At WHO, we estimate that between 2 and 3 million deaths are prevented each year through immunization. Work in vaccine development means protection is increasingly being extended beyond the original 6 diseases. Many countries now vaccinate against Haemophilus influenzae type b, a bacteria responsible for severe pneumonia and meningitis in children, hepatitis B, and pneumococcal disease. This list will only continue to grow.

Yet, tragically, there are still around 1.5 million deaths each year as a result of vaccine-preventable diseases. We are way off-track to meet our end-2015 targets set out in the Global Vaccine Action Plan, which was endorsed by all Member States at the World Health Assembly in 2012. In figures that means 1 in 5 children are missing out on life-saving vaccinations.

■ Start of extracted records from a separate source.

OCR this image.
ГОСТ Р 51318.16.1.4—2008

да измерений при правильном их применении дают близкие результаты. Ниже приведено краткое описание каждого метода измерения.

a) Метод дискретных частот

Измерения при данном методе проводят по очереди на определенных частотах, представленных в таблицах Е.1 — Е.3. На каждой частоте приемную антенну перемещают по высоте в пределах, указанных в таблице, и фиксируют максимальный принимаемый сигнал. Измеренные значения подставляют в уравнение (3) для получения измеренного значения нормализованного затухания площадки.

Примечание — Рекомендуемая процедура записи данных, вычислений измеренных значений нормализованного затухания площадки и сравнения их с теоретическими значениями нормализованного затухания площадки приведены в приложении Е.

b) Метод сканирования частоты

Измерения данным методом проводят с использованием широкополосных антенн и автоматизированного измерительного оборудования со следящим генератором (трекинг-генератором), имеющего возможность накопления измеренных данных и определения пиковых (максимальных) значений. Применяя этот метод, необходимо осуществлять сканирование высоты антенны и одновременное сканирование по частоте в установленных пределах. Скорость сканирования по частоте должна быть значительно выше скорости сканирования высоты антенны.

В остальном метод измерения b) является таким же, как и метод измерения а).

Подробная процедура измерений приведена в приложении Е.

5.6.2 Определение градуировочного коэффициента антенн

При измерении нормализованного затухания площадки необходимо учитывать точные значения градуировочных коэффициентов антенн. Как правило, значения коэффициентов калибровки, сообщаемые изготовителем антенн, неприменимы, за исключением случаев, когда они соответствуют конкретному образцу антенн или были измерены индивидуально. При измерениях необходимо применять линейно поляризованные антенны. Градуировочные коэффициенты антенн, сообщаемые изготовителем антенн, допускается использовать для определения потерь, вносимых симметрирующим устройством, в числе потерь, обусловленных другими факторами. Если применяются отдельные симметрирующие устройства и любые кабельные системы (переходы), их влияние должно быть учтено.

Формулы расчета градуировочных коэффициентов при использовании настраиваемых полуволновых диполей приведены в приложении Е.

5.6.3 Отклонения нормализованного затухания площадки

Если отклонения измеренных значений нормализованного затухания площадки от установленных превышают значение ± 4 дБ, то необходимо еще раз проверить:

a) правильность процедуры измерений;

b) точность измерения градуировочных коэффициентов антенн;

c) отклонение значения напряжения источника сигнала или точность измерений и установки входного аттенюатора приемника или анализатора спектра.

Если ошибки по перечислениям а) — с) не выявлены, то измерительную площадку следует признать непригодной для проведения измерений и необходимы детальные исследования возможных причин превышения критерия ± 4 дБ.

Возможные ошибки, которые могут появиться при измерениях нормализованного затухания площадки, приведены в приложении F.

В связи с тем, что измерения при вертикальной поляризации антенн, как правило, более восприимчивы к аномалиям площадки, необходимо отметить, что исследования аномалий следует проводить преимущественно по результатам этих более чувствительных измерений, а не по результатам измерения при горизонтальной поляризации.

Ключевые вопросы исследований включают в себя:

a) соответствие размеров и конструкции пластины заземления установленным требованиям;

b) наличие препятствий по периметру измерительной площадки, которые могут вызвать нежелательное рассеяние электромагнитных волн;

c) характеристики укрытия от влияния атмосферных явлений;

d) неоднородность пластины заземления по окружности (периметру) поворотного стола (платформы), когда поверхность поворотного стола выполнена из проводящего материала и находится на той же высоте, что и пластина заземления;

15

In practice it means millions of families around the world still witness loved ones suffer illness, disability and even death from diseases that we have the knowledge and the tools to prevent.

Tailoring vaccination strategies to meet challenges

Of course there is no one-size-fits-all solution to this global health challenge. Often those infants who are missing out on vaccinations live in rural, isolated communities and urban slums in some of the world’s poorest communities. Many also live in areas that are seriously affected by conflict or insecurity.

We do know what needs to be done and the tools and the capacity do already exist in most countries. We need to work at both global and country levels to mobilize resources and support immunization in each and every community. This involves micro-planning to tailor vaccination strategies to suit the needs of myriad different situations and environments, it involves finding new ways to simplify vaccine processes in the field, and it involves monitoring outcomes, measuring progress and taking collective actions.

The hallmark of successful immunization programmes is their simplicity – they can be adapted to every setting, even where there is conflict or other crises. They work at all different levels of health systems to ensure sustainable delivery of immunization services, be it in fixed health facilities or through outreach and mobile vaccinators, so that each child is reached.

Closing the immunization gap through accountability

At the grassroots level, community leaders have an important role to play in immunization programmes, ensuring that parents and caregivers understand the importance of vaccination. Ensuring accountability at every stage of immunization programmes is critical. In Nigeria, which is on the verge of eradicating polio, local government officials are held accountable for vaccinating children, thus ensuring better management of polio campaigns and of the resources that are allocated to them.

To fulfil our vision of a world free of vaccine-preventable diseases, each key player must fulfil their mandate from parents, to health workers, to programme managers, governments and partners.

Together we can close the immunization gap. When I began my career in public health 34 years ago, I could not have imagined that in my working life I would witness an Africa free of polio. We are so close to achieving this goal now. My dream now is to see much faster improvement in routine immunization coverage so that in 2 years’ time we are not still talking about how to reach that fifth child.